Diversas redes públicas de ensino do país passaram a lançar mão de plataformas digitais nos últimos anos, e São Paulo e Paraná são os estados que mais se destacam nessa estratégia. Nessas duas redes estaduais, os professores precisam garantir que os alunos usem aplicativos para atividades escolares, como redação, leitura de livros e exercícios.
Apesar de as secretarias informarem que o uso dos aplicativos fica a critério dos professores, a frequência de acessos tem sido controlada e os profissionais são cobrados a dar explicações quando há baixa adesão dos alunos.
“Tem sido muito desgastante, porque não sobra mais tempo para dar a aula tradicional”, relata Jane de Almeida, 48, professora de português em uma escola estadual de Guarapuava (PR).
Ela conta ainda que os alunos encontraram formas de driblar a tecnologia. Na sua disciplina, por exemplo, eles precisam cumprir um número de redações escritas no aplicativo.
“Eles descobriram que podem escrever qualquer coisa que a redação vai aparecer como feita, então repetem palavras até completar o limite exigido ou copiam e colam qualquer texto que encontram. Desse jeito, eles garantem a participação, a escola bate a meta de uso, mas o que eles estão aprendendo? É um faz de conta.”
Flavia Rosa, 39, professora de sociologia em uma escola estadual na Brasilândia, zona norte da capital paulista, também questiona a efetividade do uso dos aplicativos para a qualidade do ensino. “Os alunos não veem sentido no que estão fazendo e ficam desmotivados. Por mais inusitado que pareça, os alunos pedem que os professores deem aula da maneira tradicional porque estão cansados dos aplicativos.”
Em nota, a Secretaria de Educação de São Paulo declara que as plataformas têm como objetivo “aprimorar as habilidades dos estudante e os índices educacionais da rede”. Também afirma que os professores decidem como utilizá-las e que o uso recomendado não deve ultrapassar 15% do tempo de aula do estudante ao longo da semana.
Procurada, a Secretaria de Educação do Paraná não respondeu até a publicação.
Para Penna, o controle da atividade docente sob o argumento de melhoria nos resultados educacionais ganha força dentro de um contexto maior de desvalorização do professor e da educação.
“Em vez de olhar para as más condições de trabalho, os salários baixos, a falta de infraestrutura nas escolas, excesso de alunos, os governos apostam no controle do que é ensinado. Isso passa a mensagem de que o professor não sabe fazer bem o seu trabalho, de que não sabe o que ensinar e, por isso, precisa ser minuciosamente controlado.”
Para os especialistas, a desvalorização do conhecimento e da autonomia do professor repercutem na sociedade e dão espaço para grupos políticos que atacam os educadores, como o caso do Escola sem Partido e outras iniciativas mais recentes.

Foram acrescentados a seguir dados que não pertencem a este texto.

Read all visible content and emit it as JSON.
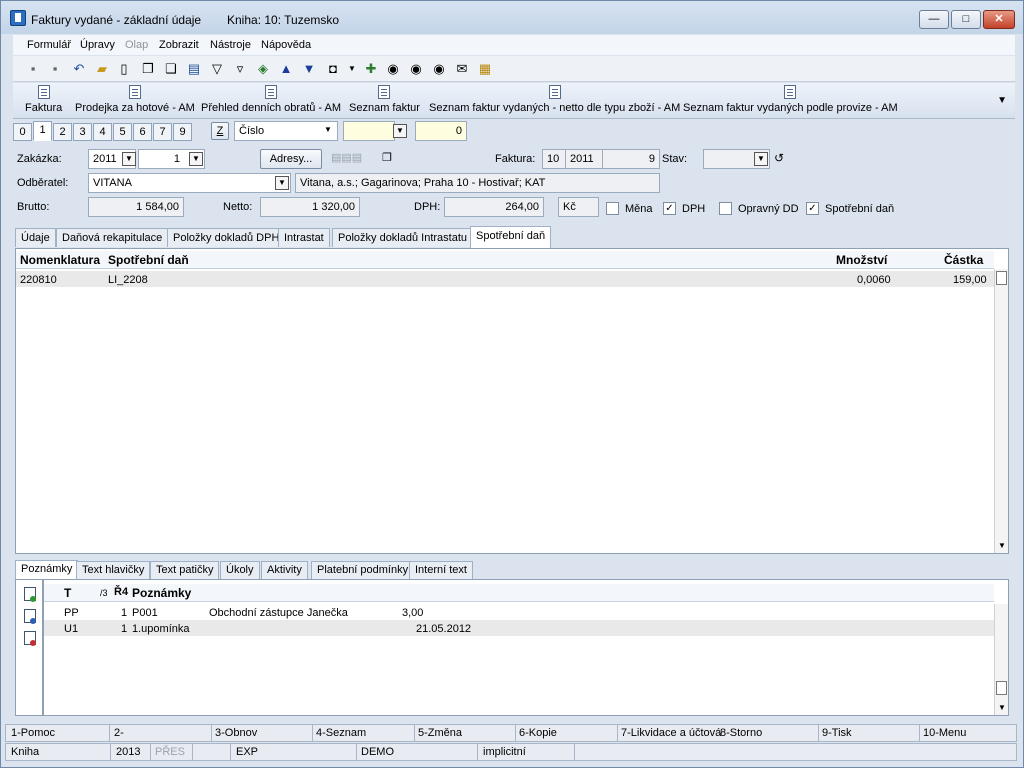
{
  "window": {
    "title": "Faktury vydané - základní údaje",
    "book": "Kniha: 10: Tuzemsko",
    "min": "—",
    "max": "□",
    "close": "✕"
  },
  "menu": [
    {
      "label": "Formulář",
      "enabled": true
    },
    {
      "label": "Úpravy",
      "enabled": true
    },
    {
      "label": "Olap",
      "enabled": false
    },
    {
      "label": "Zobrazit",
      "enabled": true
    },
    {
      "label": "Nástroje",
      "enabled": true
    },
    {
      "label": "Nápověda",
      "enabled": true
    }
  ],
  "toolbar": [
    "save-icon",
    "save-all-icon",
    "undo-icon",
    "open-folder-icon",
    "new-document-icon",
    "copy-icon",
    "paste-icon",
    "book-icon",
    "filter-icon",
    "filter-list-icon",
    "stack-icon",
    "up-arrow-icon",
    "down-arrow-icon",
    "camera-icon",
    "dropdown-arrow-icon",
    "refresh-icon",
    "binoculars-icon",
    "binoculars-next-icon",
    "binoculars-search-icon",
    "mail-icon",
    "notes-icon"
  ],
  "reports": [
    "Faktura",
    "Prodejka za hotové - AM",
    "Přehled denních obratů - AM",
    "Seznam faktur",
    "Seznam faktur vydaných - netto dle typu zboží - AM",
    "Seznam faktur vydaných podle provize - AM"
  ],
  "pages": [
    "0",
    "1",
    "2",
    "3",
    "4",
    "5",
    "6",
    "7",
    "9"
  ],
  "active_page": "1",
  "sort": {
    "z": "Z",
    "field": "Číslo",
    "value": "0"
  },
  "header": {
    "zakazka_label": "Zakázka:",
    "zakazka_year": "2011",
    "zakazka_num": "1",
    "adresy_button": "Adresy...",
    "faktura_label": "Faktura:",
    "faktura_book": "10",
    "faktura_year": "2011",
    "faktura_num": "9",
    "stav_label": "Stav:",
    "stav_value": "",
    "odberatel_label": "Odběratel:",
    "odberatel_value": "VITANA",
    "odberatel_address": "Vitana, a.s.; Gagarinova; Praha 10 - Hostivař; KAT",
    "brutto_label": "Brutto:",
    "brutto_value": "1 584,00",
    "netto_label": "Netto:",
    "netto_value": "1 320,00",
    "dph_label": "DPH:",
    "dph_value": "264,00",
    "currency": "Kč",
    "mena_label": "Měna",
    "mena_checked": false,
    "dph_check_label": "DPH",
    "dph_checked": true,
    "opravny_label": "Opravný DD",
    "opravny_checked": false,
    "spotrebni_label": "Spotřební daň",
    "spotrebni_checked": true
  },
  "tabs": [
    "Údaje",
    "Daňová rekapitulace",
    "Položky dokladů DPH",
    "Intrastat",
    "Položky dokladů Intrastatu",
    "Spotřební daň"
  ],
  "active_tab": "Spotřební daň",
  "grid": {
    "columns": [
      "Nomenklatura",
      "Spotřební daň",
      "Množství",
      "Částka"
    ],
    "rows": [
      [
        "220810",
        "LI_2208",
        "0,0060",
        "159,00"
      ]
    ]
  },
  "note_tabs": [
    "Poznámky",
    "Text hlavičky",
    "Text patičky",
    "Úkoly",
    "Aktivity",
    "Platební podmínky",
    "Interní text"
  ],
  "active_note_tab": "Poznámky",
  "notes": {
    "columns": [
      "T",
      "/3",
      "Ř4",
      "Poznámky"
    ],
    "rows": [
      [
        "PP",
        "1",
        "P001",
        "Obchodní zástupce Janečka",
        "3,00"
      ],
      [
        "U1",
        "1",
        "1.upomínka",
        "21.05.2012",
        ""
      ]
    ]
  },
  "fkeys": [
    "1-Pomoc",
    "2-",
    "3-Obnov",
    "4-Seznam",
    "5-Změna",
    "6-Kopie",
    "7-Likvidace a účtová",
    "8-Storno",
    "9-Tisk",
    "10-Menu"
  ],
  "status": [
    "Kniha",
    "2013",
    "PŘES",
    "EXP",
    "DEMO",
    "implicitní"
  ]
}
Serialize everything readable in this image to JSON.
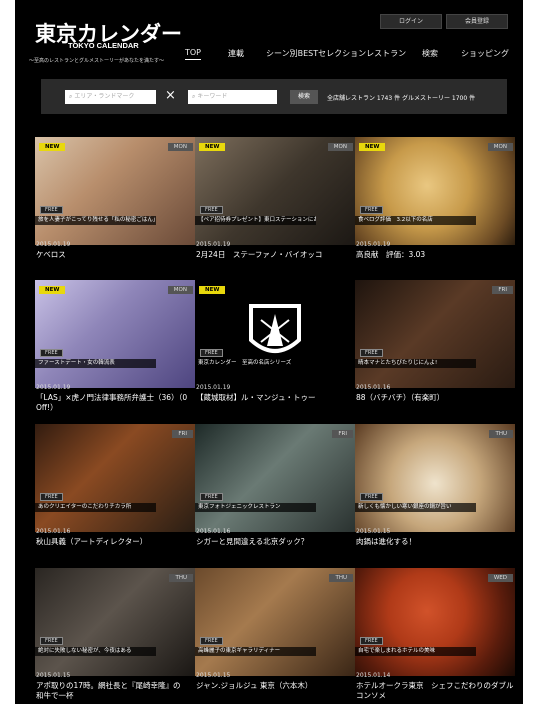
{
  "header": {
    "logo_jp": "東京カレンダー",
    "logo_en": "TOKYO CALENDAR",
    "tagline": "〜至高のレストランとグルメストーリーがあなたを満たす〜",
    "login": "ログイン",
    "register": "会員登録"
  },
  "nav": [
    {
      "label": "TOP"
    },
    {
      "label": "連載"
    },
    {
      "label": "シーン別BESTセレクションレストラン"
    },
    {
      "label": "検索"
    },
    {
      "label": "ショッピング"
    }
  ],
  "search": {
    "area_placeholder": "エリア・ランドマーク",
    "cross": "×",
    "keyword_placeholder": "キーワード",
    "button": "検索",
    "counts": "全店舗レストラン 1743 件 グルメストーリー 1700 件"
  },
  "cards": [
    {
      "new": "NEW",
      "day": "MON",
      "free": "FREE",
      "caption": "旅を人妻子がこってり残せる「私の秘密ごはん」",
      "date": "2015.01.19",
      "title": "ケベロス"
    },
    {
      "new": "NEW",
      "day": "MON",
      "free": "FREE",
      "caption": "【ペア招待券プレゼント】東口ステーションにお転婆ガラ ノイー＠ブルガリ イル・リストランテ",
      "date": "2015.01.19",
      "title": "2月24日　ステーファノ・バイオッコ"
    },
    {
      "new": "NEW",
      "day": "MON",
      "free": "FREE",
      "caption": "食ベログ評価　3.2以下の名店",
      "date": "2015.01.19",
      "title": "高良献　評価：3.03"
    },
    {
      "new": "NEW",
      "day": "MON",
      "free": "FREE",
      "caption": "ファーストデート・女の韓流表",
      "date": "2015.01.19",
      "title": "「LAS」×虎ノ門法律事務所弁護士（36）（0　Off!）"
    },
    {
      "new": "NEW",
      "day": "",
      "free": "FREE",
      "caption": "東京カレンダー　至高の名店シリーズ",
      "date": "2015.01.19",
      "title": "【蔵城取材】ル・マンジュ・トゥー"
    },
    {
      "new": "",
      "day": "FRI",
      "free": "FREE",
      "caption": "晴本マナとたちびたりじにんよ!",
      "date": "2015.01.16",
      "title": "88（バチバチ）（有楽町）"
    },
    {
      "new": "",
      "day": "FRI",
      "free": "FREE",
      "caption": "あのクリエイターのこだわりチカラ所",
      "date": "2015.01.16",
      "title": "秋山具義（アートディレクター）"
    },
    {
      "new": "",
      "day": "FRI",
      "free": "FREE",
      "caption": "東京フォトジェニックレストラン",
      "date": "2015.01.16",
      "title": "シガーと見間違える北京ダック？"
    },
    {
      "new": "",
      "day": "THU",
      "free": "FREE",
      "caption": "新しくも懐かしい寒い銀座の鍋が旨い",
      "date": "2015.01.15",
      "title": "肉鍋は進化する！"
    },
    {
      "new": "",
      "day": "THU",
      "free": "FREE",
      "caption": "絶対に失敗しない秘密が、今夜はある",
      "date": "2015.01.15",
      "title": "アポ取りの17時。網社長と『尾崎幸隆』の　和牛で一杯"
    },
    {
      "new": "",
      "day": "THU",
      "free": "FREE",
      "caption": "高峰麗子の東京ギャラリディナー",
      "date": "2015.01.15",
      "title": "ジャン.ジョルジュ 東京（六本木）"
    },
    {
      "new": "",
      "day": "WED",
      "free": "FREE",
      "caption": "自宅で楽しまれるホテルの美味",
      "date": "2015.01.14",
      "title": "ホテルオークラ東京　シェフこだわりのダブルコンソメ"
    }
  ]
}
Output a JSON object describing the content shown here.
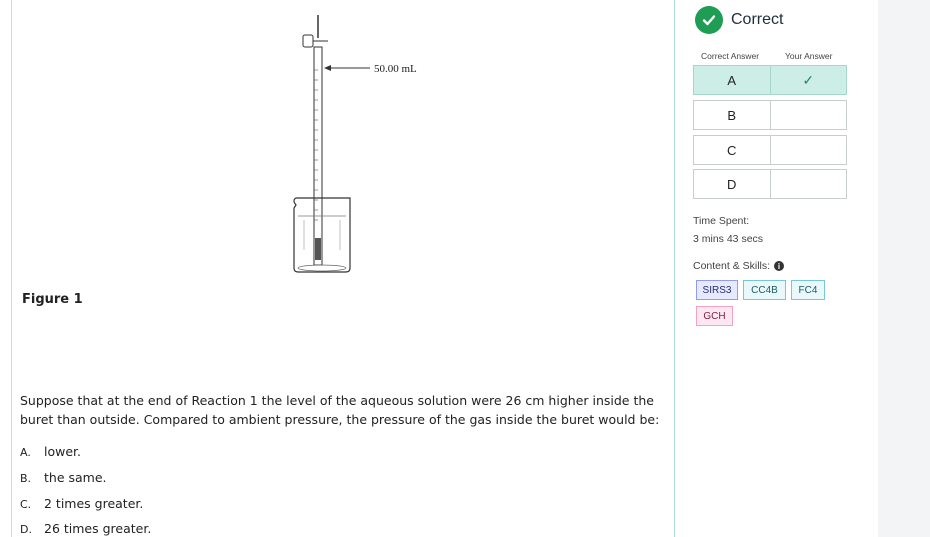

“Defender a liberdade do professor não é corporativismo, é defender o direito de educação do aluno. Um exemplo grave é a acusação da ideologia de gênero nas escolas, essa perseguição fez com que muitos professores deixassem de ensinar educação sexual que poderia proteger muitas crianças e adolescentes de situações de abuso”, diz Penna.
Os resultados da pesquisa do observatório devem ser usados pelo MEC para formular uma política nacional em defesa da educação democrática. Uma das ações deve ser a incorporação de denúncias de ataques contra professores no índice do Disque 100, do Ministério dos Direitos Humanos.